ーーーーーーーーーーーーーーーーーーーーーーーーーーーーー
「やめろにゃぁぁぁぁ!!!!」
にゃ〜は縛られたまま出せる力を全てだし、盗賊に体当たりした。そのまま地面に椅子ごと倒れたが攻撃を防ぐことは出来た。しかし、盗賊はにゃ〜に向かってナイフを振り下ろす。
殺される。でも、鈴にゃ〜を守れたなら本望にゃ……。
にゃ〜は目を瞑り、死を覚悟した。しかし一向に切られた感覚がしない。目を開けると鈴にゃ〜がにゃ〜のすぐ目の前に手を広げて立ち、盗賊にナイフで切られていた。鈴にゃ〜はにゃ〜を庇ったのだ。
「鈴にゃあぁぁぁぁぁぁ!!!!」
鈴にゃ〜はその場に倒れた。それと同時に天生石は地面に転がった。盗賊はそれを拾って笑みを浮かべる。
「へへっ、こいつさえ手に入ればあとは用済みだ」
「そんな……鈴にゃ〜!鈴にゃ〜!」
「残念だったなガキ、たがお前が俺たちに喧嘩を売らなきゃこんなことにはならなかっただろうよ」
「くっ!この卑怯者め!絶対に許さないにゃ!」
「なんとでも言うがいいさ、どうせお前も死ぬんだからな!」
盗賊はナイフを振り上げる。すると入口のドアが開き、狼の妖怪と狐の妖怪が飛び出してきて盗賊を取り押さえた。その時に盗賊はナイフと天生石を落とす。
「捕まえた!」
「もう逃げれねぇぞ、観念しやがれ!」
「うわっ!?なんだてめぇら!くっ!!!畜生!もう少しの所で!だがもう遅い、石を持っていた猫はもうすぐ死ぬ」
「てめぇは黙ってろ!出雲、こいつは俺が抑えてる、鈴の治療出来るか?」
「やってみる!実ちゃん、手伝って!」
「うん!」
出雲と呼ばれる妖怪はみぃにゃ〜を呼び、鈴にゃ〜の手当を始める。
次にみぃにゃ〜、木乃葉にゃ〜とリィルにゃ〜が入ってきてにゃ〜を縛っている縄を全て素早く解く。
自由になったにゃ〜も急いで鈴にゃ〜の元へ向かう。
「鈴にゃ〜!鈴にゃ〜!嫌にゃ、死んじゃ嫌にゃ!起きてにゃ!」
「………………」
しかし鈴にゃ〜は既に虫の息だった。手当が間に合わない、鈴にゃ〜の身体が青く光り始めている。死に近づいているのだ。
ポロポロと涙が出てくる。すると、
「慌てるでないぞ、妾に任せるのじゃ三尾よ」
そう言いながら部屋に入ってきたのは、白い狐の妖怪だった。盗賊を取り押さえている狐とは違い、大人のようだ。

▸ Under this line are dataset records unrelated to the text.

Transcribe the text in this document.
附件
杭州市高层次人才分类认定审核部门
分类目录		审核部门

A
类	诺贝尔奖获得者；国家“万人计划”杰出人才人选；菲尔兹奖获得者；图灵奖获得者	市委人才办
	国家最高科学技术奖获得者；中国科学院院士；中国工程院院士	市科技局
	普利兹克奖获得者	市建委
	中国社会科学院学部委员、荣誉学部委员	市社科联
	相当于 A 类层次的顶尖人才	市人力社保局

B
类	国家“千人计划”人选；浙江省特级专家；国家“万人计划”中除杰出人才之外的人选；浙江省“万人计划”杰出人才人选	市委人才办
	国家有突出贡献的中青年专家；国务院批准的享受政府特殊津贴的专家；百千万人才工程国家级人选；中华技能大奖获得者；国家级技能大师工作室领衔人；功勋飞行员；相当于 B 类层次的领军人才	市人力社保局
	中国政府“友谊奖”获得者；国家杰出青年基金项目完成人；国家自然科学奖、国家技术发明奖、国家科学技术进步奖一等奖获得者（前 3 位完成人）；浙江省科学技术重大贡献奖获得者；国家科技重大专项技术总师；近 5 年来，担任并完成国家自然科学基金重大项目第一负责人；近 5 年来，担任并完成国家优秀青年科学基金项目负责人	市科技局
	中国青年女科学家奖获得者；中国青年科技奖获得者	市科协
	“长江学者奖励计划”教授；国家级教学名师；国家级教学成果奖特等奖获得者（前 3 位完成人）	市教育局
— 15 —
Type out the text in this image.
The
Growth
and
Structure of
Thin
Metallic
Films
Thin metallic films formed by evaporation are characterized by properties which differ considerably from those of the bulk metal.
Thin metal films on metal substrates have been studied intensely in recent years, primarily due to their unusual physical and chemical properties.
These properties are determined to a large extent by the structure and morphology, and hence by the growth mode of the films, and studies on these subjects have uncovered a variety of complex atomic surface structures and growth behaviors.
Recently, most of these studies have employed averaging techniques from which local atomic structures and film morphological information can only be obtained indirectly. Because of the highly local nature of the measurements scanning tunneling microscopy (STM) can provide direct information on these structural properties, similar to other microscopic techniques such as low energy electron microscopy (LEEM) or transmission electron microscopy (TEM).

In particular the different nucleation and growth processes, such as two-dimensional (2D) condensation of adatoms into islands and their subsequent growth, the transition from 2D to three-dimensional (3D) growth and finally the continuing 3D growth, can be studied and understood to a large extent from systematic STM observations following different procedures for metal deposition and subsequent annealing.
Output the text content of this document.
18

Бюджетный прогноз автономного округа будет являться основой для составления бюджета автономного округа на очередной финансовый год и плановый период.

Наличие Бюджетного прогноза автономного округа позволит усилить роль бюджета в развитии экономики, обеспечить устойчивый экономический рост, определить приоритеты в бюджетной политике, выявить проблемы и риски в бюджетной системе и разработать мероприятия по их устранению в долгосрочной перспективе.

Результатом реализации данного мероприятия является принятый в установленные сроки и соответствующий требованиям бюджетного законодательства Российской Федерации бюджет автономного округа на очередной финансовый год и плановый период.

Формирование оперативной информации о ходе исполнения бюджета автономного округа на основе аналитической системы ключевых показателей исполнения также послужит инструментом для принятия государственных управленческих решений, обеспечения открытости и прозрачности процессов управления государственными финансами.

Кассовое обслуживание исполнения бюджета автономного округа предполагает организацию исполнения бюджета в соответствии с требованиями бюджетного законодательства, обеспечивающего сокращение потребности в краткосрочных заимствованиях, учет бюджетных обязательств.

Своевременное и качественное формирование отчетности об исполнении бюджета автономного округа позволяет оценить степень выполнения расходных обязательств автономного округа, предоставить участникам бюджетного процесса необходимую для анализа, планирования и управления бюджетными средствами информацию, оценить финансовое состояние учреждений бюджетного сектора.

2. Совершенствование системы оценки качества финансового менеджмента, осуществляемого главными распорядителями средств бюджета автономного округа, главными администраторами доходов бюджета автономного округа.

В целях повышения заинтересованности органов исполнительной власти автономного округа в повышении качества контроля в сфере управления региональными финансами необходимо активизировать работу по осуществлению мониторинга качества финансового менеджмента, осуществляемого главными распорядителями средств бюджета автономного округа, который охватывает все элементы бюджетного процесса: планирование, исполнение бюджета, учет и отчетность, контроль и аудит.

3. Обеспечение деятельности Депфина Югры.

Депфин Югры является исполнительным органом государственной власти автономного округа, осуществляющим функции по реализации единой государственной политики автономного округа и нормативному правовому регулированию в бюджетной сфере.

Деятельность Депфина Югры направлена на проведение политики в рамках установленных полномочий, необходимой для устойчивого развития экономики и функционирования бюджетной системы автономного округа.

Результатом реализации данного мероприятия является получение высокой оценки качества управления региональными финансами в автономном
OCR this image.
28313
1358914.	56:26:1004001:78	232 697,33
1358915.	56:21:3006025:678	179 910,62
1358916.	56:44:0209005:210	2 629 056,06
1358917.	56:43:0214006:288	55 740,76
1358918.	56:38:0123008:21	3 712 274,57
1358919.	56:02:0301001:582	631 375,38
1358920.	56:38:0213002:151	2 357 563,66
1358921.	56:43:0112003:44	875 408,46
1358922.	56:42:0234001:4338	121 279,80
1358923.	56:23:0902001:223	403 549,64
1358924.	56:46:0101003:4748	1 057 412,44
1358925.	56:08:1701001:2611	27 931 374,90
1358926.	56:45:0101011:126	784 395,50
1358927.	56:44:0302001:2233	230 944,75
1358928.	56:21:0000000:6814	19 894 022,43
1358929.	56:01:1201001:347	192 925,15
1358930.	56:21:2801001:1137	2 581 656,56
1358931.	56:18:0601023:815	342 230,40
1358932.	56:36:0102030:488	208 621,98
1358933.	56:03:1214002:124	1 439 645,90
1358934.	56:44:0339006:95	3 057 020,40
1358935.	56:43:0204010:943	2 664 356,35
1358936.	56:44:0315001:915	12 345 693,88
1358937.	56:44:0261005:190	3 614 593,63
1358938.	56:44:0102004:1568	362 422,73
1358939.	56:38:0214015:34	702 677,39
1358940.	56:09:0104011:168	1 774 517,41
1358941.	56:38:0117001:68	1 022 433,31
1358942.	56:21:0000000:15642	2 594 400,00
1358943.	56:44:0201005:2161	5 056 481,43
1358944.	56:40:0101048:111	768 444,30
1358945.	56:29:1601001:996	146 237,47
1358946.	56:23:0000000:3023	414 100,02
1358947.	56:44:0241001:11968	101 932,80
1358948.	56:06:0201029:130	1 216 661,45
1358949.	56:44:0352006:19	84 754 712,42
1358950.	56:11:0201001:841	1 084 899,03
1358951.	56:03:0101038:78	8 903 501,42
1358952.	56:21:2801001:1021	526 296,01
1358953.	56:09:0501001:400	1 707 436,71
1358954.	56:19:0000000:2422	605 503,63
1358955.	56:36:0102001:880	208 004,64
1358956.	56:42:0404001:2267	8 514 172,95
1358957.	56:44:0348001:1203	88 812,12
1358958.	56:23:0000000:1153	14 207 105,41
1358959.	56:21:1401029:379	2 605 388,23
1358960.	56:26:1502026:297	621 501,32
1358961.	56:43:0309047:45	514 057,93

白狐は鈴にゃ〜の天生石を拾ってそれを鈴にゃ〜の傷に当てた。そして何かをブツブツと言い始めた。
「天より生を与えし青の神石よ、我が妖術を引き換えにこの者を癒したまえ」
すると天生石が青い光を放った。それと同時に鈴にゃ〜の傷がみるみる治っていく。呼吸も安定した。
傷が完全に治ると今度は天生石をにゃ〜の胸に当て、同じことをした。するとにゃ〜の傷も治り、さっきの傷が嘘のようになった。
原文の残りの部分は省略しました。